Wednesday, November 20, 2013

Lending curb more stringent

Analysts at Alliance Research Sdn Bhd (Alliance Research) viewed negatively the new circular by Bank Negara Malaysia (BNM) to consolidate certain earlier guidelines on lending restrictions to the property sector as well as the latest prohibition on the Developer Interest Bearing Scheme (DIBS).

Head of research Bernard Ching noted that post-Budget 2014, developers have largely brushed aside the impact of DIBS prohibition, citing that other form of incentives will be offered to property buyers to replace DIBS.

However, the new BNM circular now requires banks to use ‘net selling price’ (sales and purchase agreement price, minus all incentives provided) to determine the loan-to-value (LTV) ratio for all types of property financing.

The circular, entitled “Measures to Promote Sustainability of the Property Market”, was to ensure the long term sustainability of the property market.

Note that this rule is not only restricted to property loans for those who already have two or more property loans, Ching said.

“This will effectively lead to higher cash outlay by all property buyers, thereby affecting affordability,” he forewarned in his note on the matter.

“We now believe the adverse impact on the property market to be more pronounced than initially anticipated.

“We believe transaction volume will fall going into 2014.

While we believe property prices will hold in most cases, those schemes which thrive on DIBS and other incentive schemes now need to mark down their prices to the ‘true value’.”

The head of research also anticipated a ‘mad rush’ by property buyers or developers to lock in DIBS for certain projects prior to January 1, 2014.

Note that projects which have procured approvals from authorities prior to November 15 may continue to offer DIBS up to December 31, 2013.

For those projects which have not procured the necessary approvals, DIBS prohibition is effective immediately.

“While headwinds for the property sector may dampen investors’ interest in property counters, the KL Property Index has already corrected 15.6 per cent since hitting a high of 1,531.71 on May 29,” Ching observed.

“Although valuation is not compelling yet, it is not excessive at current level.
As such, we believe there is no hurry to bottom fish property stocks yet.”

Meanwhile, analyst Cheah King Yoong from Alliance Research said this new circular has further reinforced restriction on granting of interest capitalisation scheme (ICS).

“While it is difficult to gauge the impact on banks going forward, the fact that this new rule applies to all property financing, including first time home buyers, means that property buyers’ affordability will be affected and this will lead to lower property loans growth,” he opined.

Cheah noted that the said circular also represented the third attempt by the authorities to contain the growth in household debt within the second half of this year.

“We currently project next year loan growth target of nine per cent, supported by stronger growth of business loans stemming from the ongoing implementation of Entry Point Projects under the government Economic Transformation Programme, which is expected to fill up the vacuum left by the moderation in household loans,” he said.

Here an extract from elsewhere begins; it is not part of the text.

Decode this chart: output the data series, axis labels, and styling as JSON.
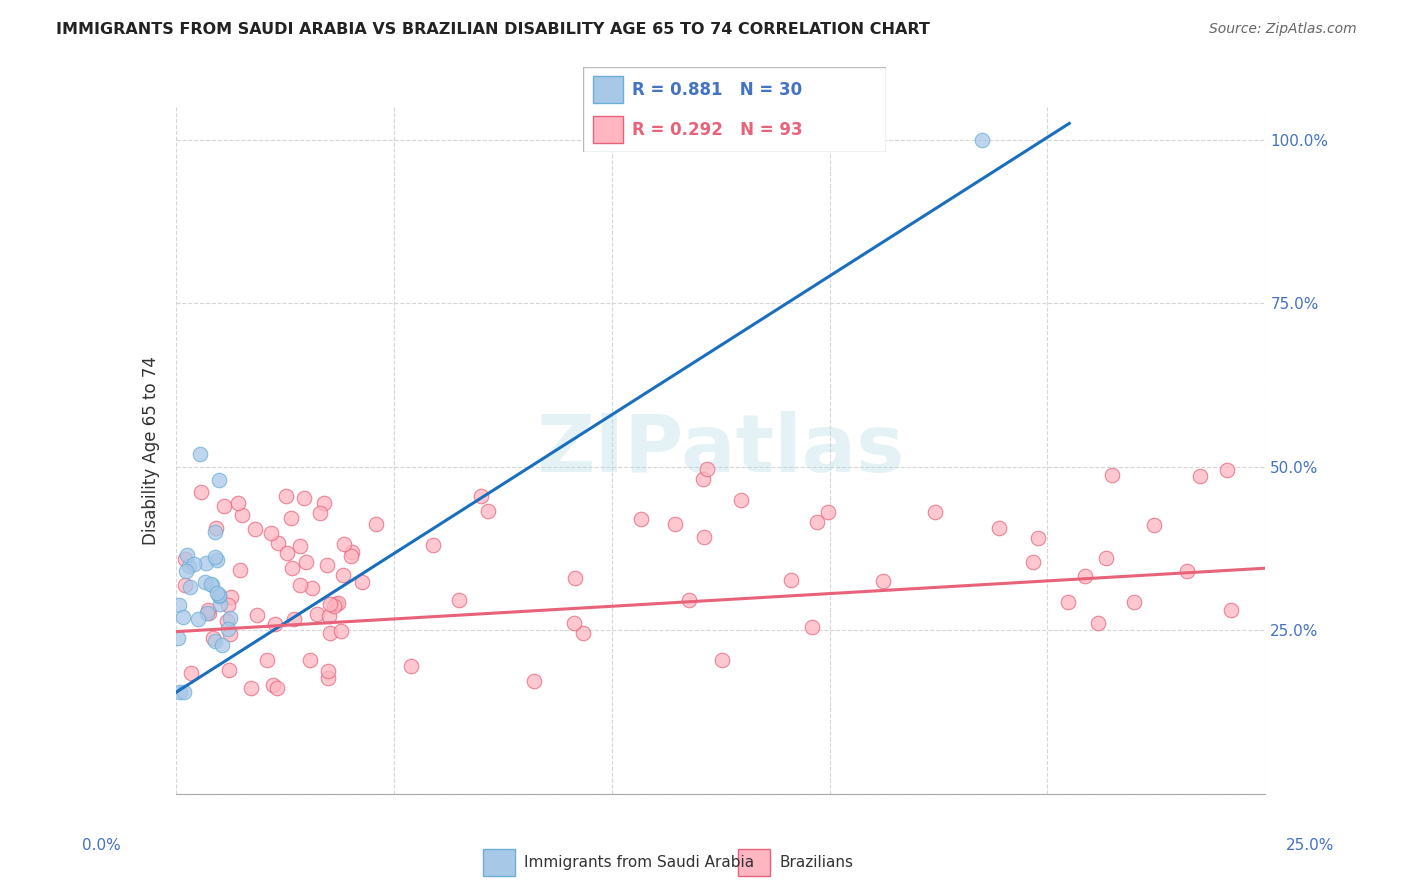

“We believe that the latest policies implemented by BNM illustrated the sheer determination of the authorities to contain the growth of household debt,” he added.

“These measures, together with potential rate hikes by BNM in 2014, fiscal tightening by the federal government and subsidy rationalisation programme next year, could further drag loan growth momentum in the retail segments; temporarily lead to rising credit cost; and dampen investor sentiments on the banking sector.”